De " nouveaux moyens d'accès " à l'ignorance
      Dans ces conditions, comment croire que les logiciels éducatifs dont on nous fait tant la réclame remédieront aux maux actuels de l'Ecole ? De la même façon qu'on fait croire aux parents que la calculette rend superflu l'apprentissage du calcul, on leur répète à satiété que la maîtrise de l'outil informatique est la panacée à toutes les difficultés qu'ils constatent chez leurs enfants. Leurs enfants ne savent pas lire ? Qu'à cela ne tienne, l'ordinateur va résoudre le problème grâce à des logiciels éducatifs. Ils ne savent pas écrire ? Qu'on remplace, comme cela se fait déjà dans certaines écoles primaires, cahiers et crayons par de jolis PC offerts par la mairie à la pointe du progrès. La correction des exercices se fait d'ailleurs à distance, tous les ordinateurs étant reliés à celui de la maîtresse, ou ordinatrice centrale. Apprennent-ils une langue étrangère au primaire, ce sera grâce à des logiciels éducatifs…

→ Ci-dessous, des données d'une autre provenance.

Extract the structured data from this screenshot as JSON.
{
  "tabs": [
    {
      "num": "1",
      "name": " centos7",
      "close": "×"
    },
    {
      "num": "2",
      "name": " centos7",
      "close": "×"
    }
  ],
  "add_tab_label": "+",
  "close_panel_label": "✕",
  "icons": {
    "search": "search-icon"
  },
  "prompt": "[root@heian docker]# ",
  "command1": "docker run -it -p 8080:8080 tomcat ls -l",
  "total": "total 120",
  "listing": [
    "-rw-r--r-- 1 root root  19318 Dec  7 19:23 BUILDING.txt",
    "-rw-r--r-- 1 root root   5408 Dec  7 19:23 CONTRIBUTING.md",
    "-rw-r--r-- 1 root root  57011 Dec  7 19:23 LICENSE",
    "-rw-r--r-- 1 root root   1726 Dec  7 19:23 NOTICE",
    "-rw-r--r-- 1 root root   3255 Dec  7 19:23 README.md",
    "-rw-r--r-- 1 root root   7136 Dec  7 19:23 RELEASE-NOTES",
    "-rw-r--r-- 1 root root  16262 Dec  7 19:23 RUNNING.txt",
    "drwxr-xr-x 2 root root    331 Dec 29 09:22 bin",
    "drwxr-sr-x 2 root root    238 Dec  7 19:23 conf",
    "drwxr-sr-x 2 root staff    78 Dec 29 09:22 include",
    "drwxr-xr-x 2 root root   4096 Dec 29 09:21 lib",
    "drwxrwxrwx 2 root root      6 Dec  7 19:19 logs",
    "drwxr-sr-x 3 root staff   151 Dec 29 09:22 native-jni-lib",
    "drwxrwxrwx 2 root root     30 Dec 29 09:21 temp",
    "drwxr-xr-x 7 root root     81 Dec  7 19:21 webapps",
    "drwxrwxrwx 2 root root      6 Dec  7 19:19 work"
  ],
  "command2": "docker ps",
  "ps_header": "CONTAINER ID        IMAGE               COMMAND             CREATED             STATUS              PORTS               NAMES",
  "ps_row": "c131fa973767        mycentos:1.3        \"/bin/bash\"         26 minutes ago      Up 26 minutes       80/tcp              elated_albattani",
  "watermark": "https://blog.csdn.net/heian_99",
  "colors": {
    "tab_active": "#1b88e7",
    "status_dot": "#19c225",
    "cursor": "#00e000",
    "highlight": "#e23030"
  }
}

      L'automatisation de l'apprentissage de la syntaxe, prévue pour les années à venir dès le cours élémentaire, condamnera l'élève à ânonner passivement sa langue en attendant que la machine obligeante la mette en forme dans un français standard. Une activité fondamentale comme lire, écrire ou compter ne s'apprend pas en utilisant l'outil qui l'automatise et on se leurre en prétendant résoudre les difficultés rencontrées à l'école par le recours massif aux nouvelles technologies. Mais est-ce que l'acquisition de connaissances et la maîtrise de la langue sont bien l'objectif de nos ministres technophiles qui préconisent largement l'usage des ordinateurs et d'Internet à l'école ? Les apprentissages "séquentiels" et "navigationnels " semblent d'une efficacité relative et il n'est guère évident que la navigation dans les hypermédias permette de mémoriser des connaissances (1).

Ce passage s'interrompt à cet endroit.